Agent-based models (ABMs) are often been used to investigate how decisions made by individuals within a system lead to systemic outcomes that might not be obvious from knowing those micro decisions. DeepMind (a Google owned company) has published a paper on using machine learning techniques to study how agents in Prisoners Dilemma-style games learn whether to cooperate or exploit each other. In the paper’s conclusion DeepMind joins a chorus of researchers that proposes the use of agent-based modelling to assess how changes in regulations will affect behaviour, including testing for unintended consequences of policy. From an asset owner’s perspective this has potential application to the design of DC retirement arrangements – particularly the ability to model decision-making in response to choice with incomplete information, and how this might lock people into different decision paths. If one has a paternalistic perspective designing such systems to have a “least harm” bias makes sense. Developing the tools to test if a system encourages harmful behaviour would seem a necessary part of that process.
DeepMind describes in its paper (Multi-agent Reinforcement Learning in Sequential Social Dilemmas) that it applied its experience of using neural networks for decision-making to repeated play of Prisoner’s Dilemma-style games. The results showed the emergence of cooperation (playing so that both players benefit) and defection (playing for individual benefit at the expense of the other player) spontaneously in each game. Whether players learnt to cooperate or defect depended on the game being played but also the “cognitive ability” of the player.

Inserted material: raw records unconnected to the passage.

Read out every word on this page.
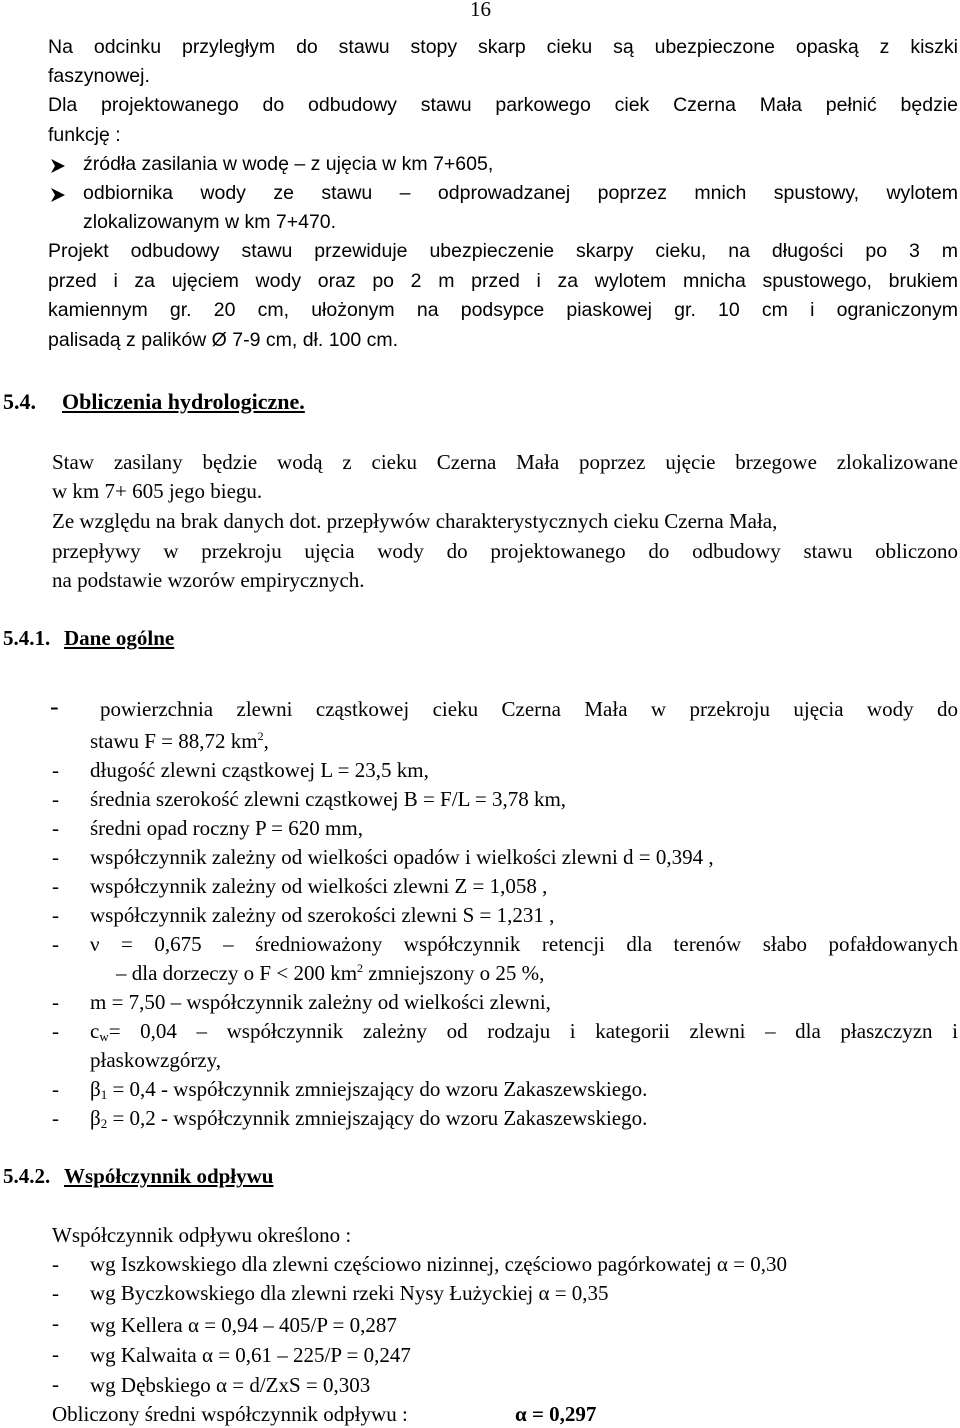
16
Na odcinku przyległym do stawu stopy skarp cieku są ubezpieczone opaską z kiszki
faszynowej.
Dla projektowanego do odbudowy stawu parkowego ciek Czerna Mała pełnić będzie
funkcję :
źródła zasilania w wodę – z ujęcia w km 7+605,
odbiornika wody ze stawu – odprowadzanej poprzez mnich spustowy, wylotem
zlokalizowanym w km 7+470.
Projekt odbudowy stawu przewiduje ubezpieczenie skarpy cieku, na długości po 3 m
przed i za ujęciem wody oraz po 2 m przed i za wylotem mnicha spustowego, brukiem
kamiennym gr. 20 cm, ułożonym na podsypce piaskowej gr. 10 cm i ograniczonym
palisadą z palików Ø 7-9 cm, dł. 100 cm.
5.4. Obliczenia hydrologiczne.
Staw zasilany będzie wodą z cieku Czerna Mała poprzez ujęcie brzegowe zlokalizowane
w km 7+ 605 jego biegu.
Ze względu na brak danych dot. przepływów charakterystycznych cieku Czerna Mała,
przepływy w przekroju ujęcia wody do projektowanego do odbudowy stawu obliczono
na podstawie wzorów empirycznych.
5.4.1. Dane ogólne
- powierzchnia zlewni cząstkowej cieku Czerna Mała w przekroju ujęcia wody do
stawu F = 88,72 $km^2$,
- długość zlewni cząstkowej L = 23,5 km,
- średnia szerokość zlewni cząstkowej B = F/L = 3,78 km,
- średni opad roczny P = 620 mm,
- współczynnik zależny od wielkości opadów i wielkości zlewni d = 0,394 ,
- współczynnik zależny od wielkości zlewni Z = 1,058 ,
- współczynnik zależny od szerokości zlewni S = 1,231 ,
- ν = 0,675 – średnioważony współczynnik retencji dla terenów słabo pofałdowanych
– dla dorzeczy o F < 200 $km^2$ zmniejszony o 25 %,
- m = 7,50 – współczynnik zależny od wielkości zlewni,
- $c_w = 0,04$ – współczynnik zależny od rodzaju i kategorii zlewni – dla płaszczyzn i
płaskowzgórzy,
- $\beta_1 = 0,4$ - współczynnik zmniejszający do wzoru Zakaszewskiego.
- $\beta_2 = 0,2$ - współczynnik zmniejszający do wzoru Zakaszewskiego.
5.4.2. Współczynnik odpływu
Współczynnik odpływu określono :
- wg Iszkowskiego dla zlewni częściowo nizinnej, częściowo pagórkowatej α = 0,30
- wg Byczkowskiego dla zlewni rzeki Nysy Łużyckiej α = 0,35
- wg Kellera α = 0,94 – 405/P = 0,287
- wg Kalwaita α = 0,61 – 225/P = 0,247
- wg Dębskiego α = d/ZxS = 0,303
Obliczony średni współczynnik odpływu :	α = 0,297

As noted in the paper, from a structural perspective the single play version of the games in the paper are identical to the Prisoner’s Dilemma. However, incorporating repeated play and learning by the players introduces a temporal and path-dependence to the strategies employed by the players and the behaviours/outcomes that result. The paper notes that a number of real world dilemmas that could be considered single-play Prisoner’s Dilemma-style games are actually better thought of as repeated, sequential games of the type modelled in the paper. Real world problems given as examples are the extraction of renewable vs non-renewable resources and the emergence of social behaviour patterns from experience of sustainable vs unsustainable social behaviours.

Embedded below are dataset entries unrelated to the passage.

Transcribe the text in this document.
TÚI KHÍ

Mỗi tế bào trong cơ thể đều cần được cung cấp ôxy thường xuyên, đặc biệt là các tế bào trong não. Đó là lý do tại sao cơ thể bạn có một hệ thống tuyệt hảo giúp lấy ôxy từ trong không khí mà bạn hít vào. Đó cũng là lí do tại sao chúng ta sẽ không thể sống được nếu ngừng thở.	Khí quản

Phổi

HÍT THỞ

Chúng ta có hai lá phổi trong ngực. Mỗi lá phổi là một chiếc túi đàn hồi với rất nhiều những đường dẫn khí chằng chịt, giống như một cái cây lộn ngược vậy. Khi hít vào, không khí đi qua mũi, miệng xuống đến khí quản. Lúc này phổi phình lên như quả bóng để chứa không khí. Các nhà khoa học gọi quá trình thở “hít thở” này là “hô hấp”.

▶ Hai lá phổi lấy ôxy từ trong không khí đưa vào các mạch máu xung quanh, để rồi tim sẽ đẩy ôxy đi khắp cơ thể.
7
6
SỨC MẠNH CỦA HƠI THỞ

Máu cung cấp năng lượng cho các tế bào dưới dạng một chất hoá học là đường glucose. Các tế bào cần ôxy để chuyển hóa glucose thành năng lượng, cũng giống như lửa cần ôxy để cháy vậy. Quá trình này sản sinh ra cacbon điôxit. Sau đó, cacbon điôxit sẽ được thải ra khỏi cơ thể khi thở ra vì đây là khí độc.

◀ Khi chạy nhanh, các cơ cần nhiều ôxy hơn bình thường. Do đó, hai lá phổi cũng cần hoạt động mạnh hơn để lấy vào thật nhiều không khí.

While many in the investment industry aim to exploit machine learning for its potential to assist in security selection, portfolio management or trading, this paper from DeepMind shows that these advances also have the potential to better model financial decision-making and the impact of policy in potentially more realistic simulations. Possible applications of such modelling might include insight into how market strategies might evolve or the unintended consequences of different regulations on the financial industry.

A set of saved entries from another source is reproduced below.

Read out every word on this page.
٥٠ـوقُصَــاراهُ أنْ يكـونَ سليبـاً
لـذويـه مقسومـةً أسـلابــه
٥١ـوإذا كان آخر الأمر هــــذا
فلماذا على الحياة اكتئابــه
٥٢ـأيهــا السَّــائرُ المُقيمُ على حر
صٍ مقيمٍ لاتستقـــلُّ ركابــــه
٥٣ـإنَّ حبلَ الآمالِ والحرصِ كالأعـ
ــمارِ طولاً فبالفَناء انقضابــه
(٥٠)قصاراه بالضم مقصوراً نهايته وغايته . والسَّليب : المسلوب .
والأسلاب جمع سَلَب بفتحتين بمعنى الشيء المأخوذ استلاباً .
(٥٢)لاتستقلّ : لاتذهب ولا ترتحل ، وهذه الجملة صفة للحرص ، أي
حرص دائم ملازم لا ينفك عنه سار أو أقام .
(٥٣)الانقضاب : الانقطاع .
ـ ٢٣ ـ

The DeepMind paper also shows how successful players pursued strategies that they were able to successfully execute (ie strategies they could implement) even if there were theoretically better strategies available. In an investment context this resonates with the concept of asset owners selecting an investment strategy that their governance allows them to execute effectively in preference to a theoretically “better” strategy which can’t be executed successfully. This suggests that, for an asset owner, understanding one’s governance and building a strategy that can be executed within that governance capability (or improving the governance capability to match the desired strategy) is the appropriate approach to take in a competitive environment. Making best use of a finite supply of governance capability requires a full exploration of beliefs and objectives in order to identify the strategies where a successful execution is most likely. This is particularly important in harder areas such as sustainability.